All I can tell you is that my doctor's said I wouldn't live to see thirty when I was 24. I'm now 45. Keep the faith.

I find this post very interesting and well-reasoned except for point number three. That point seems to be flawed in every sentence.

No one is advocating across-the-board legalization tomorrow. Given the pathologies that have been "baked in" by our current situation. (E.g., the extreme violence and criminality of current drug trade, our insufficient social capital for dealing with addiction, the current demand for extremely potent, poisonous drugs.) The most-radical-yet-serious proposal would be to "legalize drug reform" by effectively repealing/replacing the federal Controlled Substances Act. This is the law that the Feds are using to raid medical marijuana dispensaries in California. Those dispensaries are sanctioned and regulated by the states. The point is that citizens around the country are trying to make drug policy more rational and humane but the Controlled Substances Act is a sort of imperial diktat; it's a straitjacket that prevents the emergence of locally crafted solutions that better address local conditions.

Everyone should agree that there should be a level playing field. But why do you want to do that by making drug policy in "well-off suburbs" more cruel? Sure, no one should receive more punishment because they live in the inner city. But given that we have limited resources for law enforcement, why should we use valuable prison space on drug criminals. Here in Charlottesville, a guy who killed another man by stabbing him 18 times was sentenced to three years in jail. We need to punish violence more harshly in this country. Why not make a sharp distinction between killing/violence to others and EVERYTHING ELSE? I find it hard to get too excited about someone selling the wrong kind of cigarettes. (The government of the Commonwealth of Virginia has different priorities: they just outlawed a relative of the mint plant which causes five minute hallucinations and nothing else.)

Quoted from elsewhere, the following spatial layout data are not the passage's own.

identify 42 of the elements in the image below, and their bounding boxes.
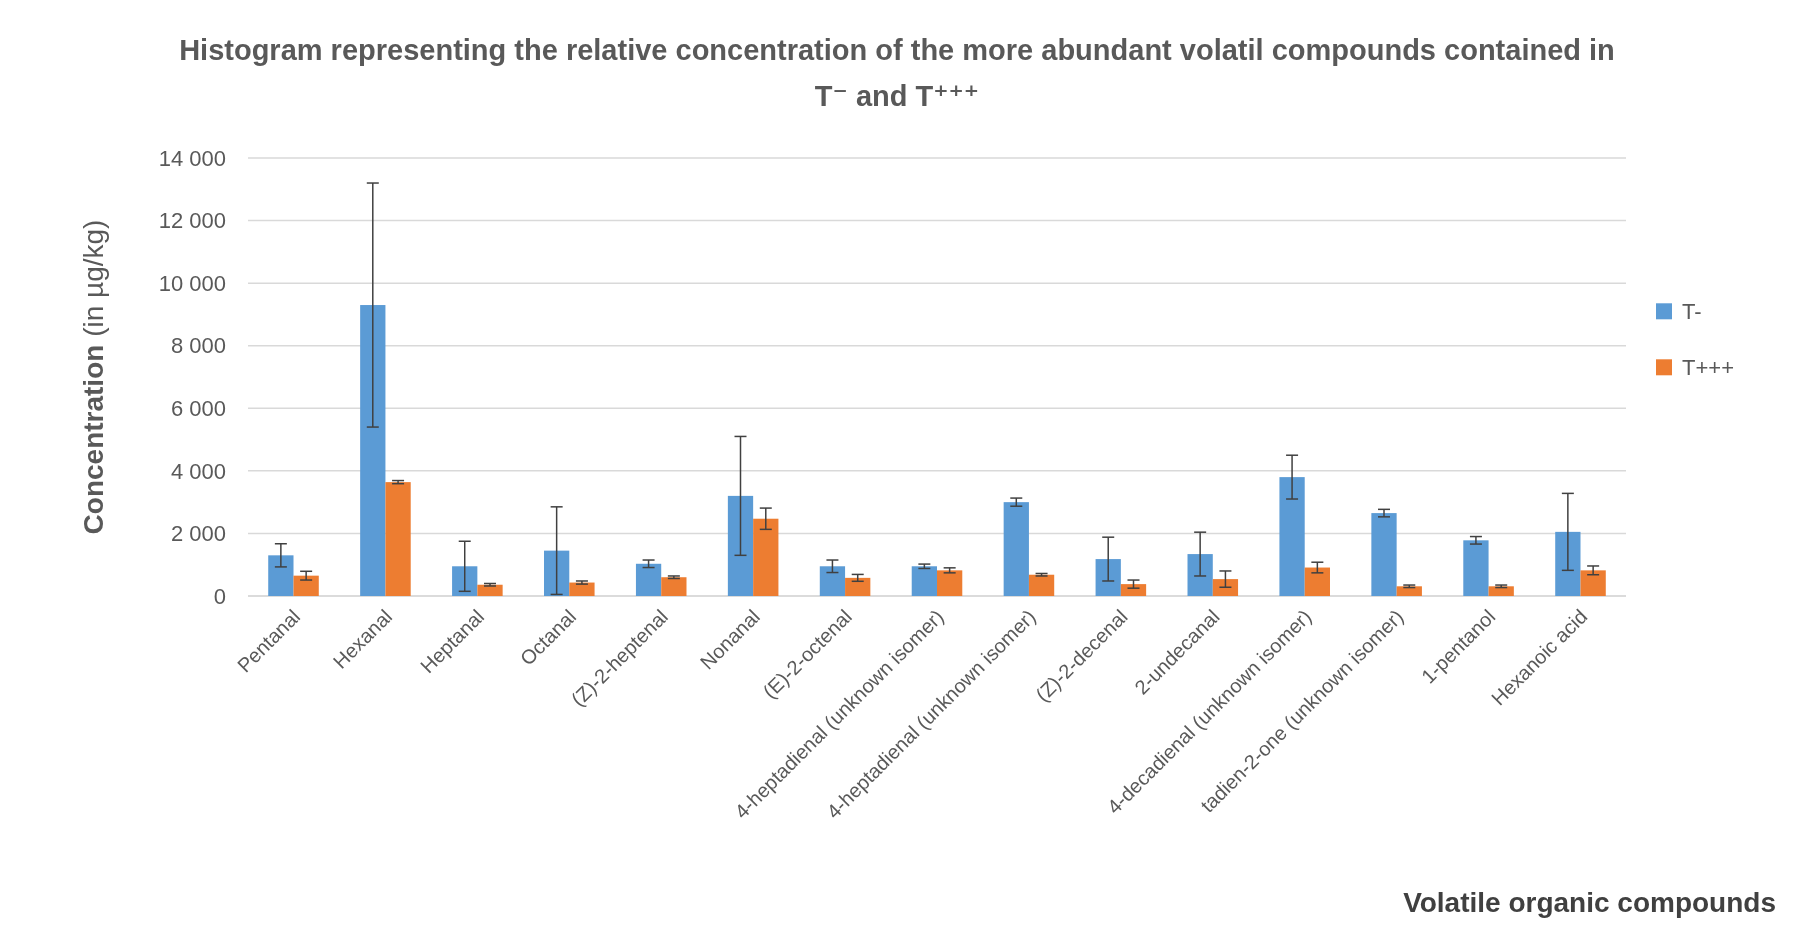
bar	[1095, 559, 1121, 596]
y-tick-label: 12 000	[158, 208, 226, 234]
bar	[819, 566, 846, 596]
bar	[753, 518, 779, 596]
bar	[1580, 570, 1606, 596]
y-tick-label: 4 000	[170, 458, 226, 484]
bar	[1028, 574, 1055, 596]
bar	[1187, 554, 1213, 596]
bar	[1279, 477, 1305, 596]
bar	[937, 570, 963, 596]
bar	[1396, 586, 1422, 596]
bar	[1488, 586, 1514, 596]
bar	[1371, 513, 1397, 596]
y-tick-label: 8 000	[170, 333, 226, 359]
legend-label: T-	[1682, 299, 1702, 324]
y-axis-title: Concentration (in µg/kg)	[78, 219, 109, 535]
bar	[452, 566, 478, 596]
bar	[360, 305, 386, 596]
x-axis-title: Volatile organic compounds	[1403, 887, 1776, 918]
bar	[268, 555, 294, 596]
bar	[477, 584, 503, 596]
bar	[1555, 531, 1581, 596]
bar	[661, 577, 687, 596]
bar	[544, 550, 570, 596]
bar	[911, 566, 937, 596]
bar	[385, 482, 411, 596]
bar	[1463, 540, 1489, 596]
bar	[727, 495, 754, 596]
y-tick-label: 14 000	[158, 145, 226, 171]
y-tick-label: 0	[213, 583, 226, 609]
y-tick-label: 2 000	[170, 521, 226, 547]
bar	[293, 575, 319, 596]
bar	[1212, 579, 1239, 596]
bar	[845, 577, 871, 596]
bar	[569, 582, 595, 596]
legend-label: T+++	[1682, 355, 1734, 380]
bar	[635, 563, 662, 596]
y-tick-label: 6 000	[170, 395, 226, 421]
bar	[1304, 567, 1330, 596]
chart-title: Histogram representing the relative concentration of the more abundant volatil compounds contained in T⁻ and T⁺⁺⁺	[179, 34, 1615, 112]
bar	[1003, 502, 1029, 596]
y-tick-label: 10 000	[158, 270, 226, 296]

Finally, to say that legalization is not popular is a red herring. A patient may want to get better, but may not always know the right course of treatment. Gang turf wars are not popular. The shooting of innocent bystanders is not popular. Mass imprisonment is not popular.

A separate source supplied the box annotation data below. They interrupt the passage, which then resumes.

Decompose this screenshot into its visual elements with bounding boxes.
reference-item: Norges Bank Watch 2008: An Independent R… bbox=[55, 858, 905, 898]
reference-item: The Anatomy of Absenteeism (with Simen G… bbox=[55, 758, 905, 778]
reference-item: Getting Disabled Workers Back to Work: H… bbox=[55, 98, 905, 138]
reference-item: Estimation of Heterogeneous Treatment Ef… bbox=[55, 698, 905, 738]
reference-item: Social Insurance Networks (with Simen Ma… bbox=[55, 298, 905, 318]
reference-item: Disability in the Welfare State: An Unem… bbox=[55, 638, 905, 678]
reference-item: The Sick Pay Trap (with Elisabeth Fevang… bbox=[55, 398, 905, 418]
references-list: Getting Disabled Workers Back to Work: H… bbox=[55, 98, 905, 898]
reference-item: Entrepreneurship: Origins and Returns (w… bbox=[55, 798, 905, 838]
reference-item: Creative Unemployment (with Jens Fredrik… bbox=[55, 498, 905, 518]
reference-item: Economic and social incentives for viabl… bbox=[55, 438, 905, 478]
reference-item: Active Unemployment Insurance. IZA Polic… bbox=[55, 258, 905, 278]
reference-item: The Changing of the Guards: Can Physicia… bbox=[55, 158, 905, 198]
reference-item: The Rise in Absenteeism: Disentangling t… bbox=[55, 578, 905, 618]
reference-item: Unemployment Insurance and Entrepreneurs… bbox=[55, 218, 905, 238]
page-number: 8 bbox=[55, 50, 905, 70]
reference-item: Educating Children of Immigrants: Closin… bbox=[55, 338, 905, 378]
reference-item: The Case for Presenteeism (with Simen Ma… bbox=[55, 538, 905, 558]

We have to focus our efforts on curbing violence. We've tried the easy solution of almost indiscriminate incarceration. We now have 1 in 99 Americans in jail. It's time to get smarter, re-order our priorities, and move our drug policy towards targeting violent criminals while leaving other people with their lives and liberty in tact.

Why do you suppose no one's proposed more police officers? Part of the answer has to be that crime just isn't that salient an issue for the broad swathe of the American electorate. Is there something more there?